We know several couples who plan a date night at least once every two weeks. They make a rule that they can’t talk about work or the kids—only about their relationship. “How are we doing with each other?” If every couple did that 26 times a year, I guarantee there would be a lot fewer divorces.

 

Structure also helps our family business. You may or may not know this, but The Ken Blanchard Companies is family owned. Margie and I cofounded the company almost forty years ago—and Scott, Debbie, and Margie’s younger brother, Tom, joined the company around twenty years later. Sometimes family businesses work well and sometimes they don’t. We didn’t want to run the risk that our family business would mess up our family, so Scott had the idea that the five of us should meet one day every quarter with an outside consultant/facilitator. And what a great idea it was! We’ve been holding our “Family Council” meetings for a number of years now. More recently, Tom’s wife, Jill, and Scott’s wife, Madeleine, have joined us. We all know it’s due in no small part to these meetings that we still love each other and often vacation together, even though we work together almost every day.

 

So follow Drucker’s advice. If you want good things to happen, put some structure in place—it’s as easy as starting a few simple family traditions.
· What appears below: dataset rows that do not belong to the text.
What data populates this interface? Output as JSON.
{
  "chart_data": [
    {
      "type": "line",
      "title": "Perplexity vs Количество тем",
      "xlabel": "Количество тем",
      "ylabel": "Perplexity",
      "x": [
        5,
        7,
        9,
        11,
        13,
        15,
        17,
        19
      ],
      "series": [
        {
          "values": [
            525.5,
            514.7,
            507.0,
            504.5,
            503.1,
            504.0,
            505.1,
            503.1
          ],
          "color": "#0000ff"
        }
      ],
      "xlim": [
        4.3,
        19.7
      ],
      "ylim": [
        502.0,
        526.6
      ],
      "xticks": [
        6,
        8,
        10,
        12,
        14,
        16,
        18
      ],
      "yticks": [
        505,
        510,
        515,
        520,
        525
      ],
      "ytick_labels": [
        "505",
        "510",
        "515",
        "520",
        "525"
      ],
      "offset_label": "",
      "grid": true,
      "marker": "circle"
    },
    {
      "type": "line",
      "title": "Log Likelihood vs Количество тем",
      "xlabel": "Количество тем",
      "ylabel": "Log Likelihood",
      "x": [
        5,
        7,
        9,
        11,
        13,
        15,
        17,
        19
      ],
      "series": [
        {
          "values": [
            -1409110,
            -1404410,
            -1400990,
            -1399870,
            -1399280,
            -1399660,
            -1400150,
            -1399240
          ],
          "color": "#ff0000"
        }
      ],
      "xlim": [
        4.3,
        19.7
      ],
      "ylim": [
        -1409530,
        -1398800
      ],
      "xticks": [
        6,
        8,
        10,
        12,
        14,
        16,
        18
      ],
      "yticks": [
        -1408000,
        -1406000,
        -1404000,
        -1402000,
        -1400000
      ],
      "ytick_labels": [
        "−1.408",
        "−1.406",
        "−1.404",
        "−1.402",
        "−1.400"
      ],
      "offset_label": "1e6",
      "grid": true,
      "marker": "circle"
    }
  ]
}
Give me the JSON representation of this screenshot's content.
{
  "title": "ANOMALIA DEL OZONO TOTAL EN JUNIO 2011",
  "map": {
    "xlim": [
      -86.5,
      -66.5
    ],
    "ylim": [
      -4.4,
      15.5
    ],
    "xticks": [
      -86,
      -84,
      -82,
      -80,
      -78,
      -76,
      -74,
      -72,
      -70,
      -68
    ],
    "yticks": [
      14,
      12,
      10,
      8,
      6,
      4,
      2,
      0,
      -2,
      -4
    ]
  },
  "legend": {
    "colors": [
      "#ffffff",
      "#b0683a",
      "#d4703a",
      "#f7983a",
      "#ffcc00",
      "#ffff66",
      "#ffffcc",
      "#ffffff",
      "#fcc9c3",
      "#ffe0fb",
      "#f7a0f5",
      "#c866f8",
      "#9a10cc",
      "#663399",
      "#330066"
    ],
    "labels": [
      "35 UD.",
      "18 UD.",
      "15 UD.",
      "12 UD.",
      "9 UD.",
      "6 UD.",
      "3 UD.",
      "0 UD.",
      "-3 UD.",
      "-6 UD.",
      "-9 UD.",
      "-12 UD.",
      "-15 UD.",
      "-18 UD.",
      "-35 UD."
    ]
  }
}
When families find new ways to celebrate their positive relationships, life gets more enjoyable.

 

Thanksgiving Thoughts from Ken

This week brings one of my very favorite holidays—Thanksgiving. I love it because it’s not focused on gifts and things like that. It’s about what everyone brings to the table. You pass around the turkey and the dressing and all, and it’s a chance for everyone to really express what they are thankful for. I hope you’ll be able to do that.

I’m thankful that I live in this country. I’m thankful that I had a wonderful mom and dad who always lifted me up and a great sister who encouraged me constantly. I’m grateful that I met my wife Margie and she’s been my companion and my love and my partner for over fifty years now—it’s unbelievable. I’m thankful for our son Scott and our daughter Debbie and what they’ve brought to my life, and all of our grandkids who are all really special. I’m blessed to have a sweet little dog, Joy, who is a perfect example of unconditional love. I’m thankful for a wonderful God who loves me and loves you and loves all of us. I’m grateful that I’m healthier and in better shape than I have been in years. I’m thankful for everyone in our company. I think we’ve created a wonderful place and we want to continue to build on that as we go forward. We’re all in it together and we support each other.

I like to say, “Life is a very special occasion—don’t miss it.” Part of that is being thankful for the blessings you have. It doesn’t mean that there aren’t troubles along the way. But life is a very special occasion. Every day when we wake up we need to be thankful that we have another day to share and be with people and maybe make a difference.

So this week, reach out to the people you really care about and love, and tell them you care. I’m wishing you all the very best and I’m thankful that we all have an opportunity to make a difference in the world. Have a wonderful holiday. Recognize how blessed you are and reach out and tell people that you love them.  Take care.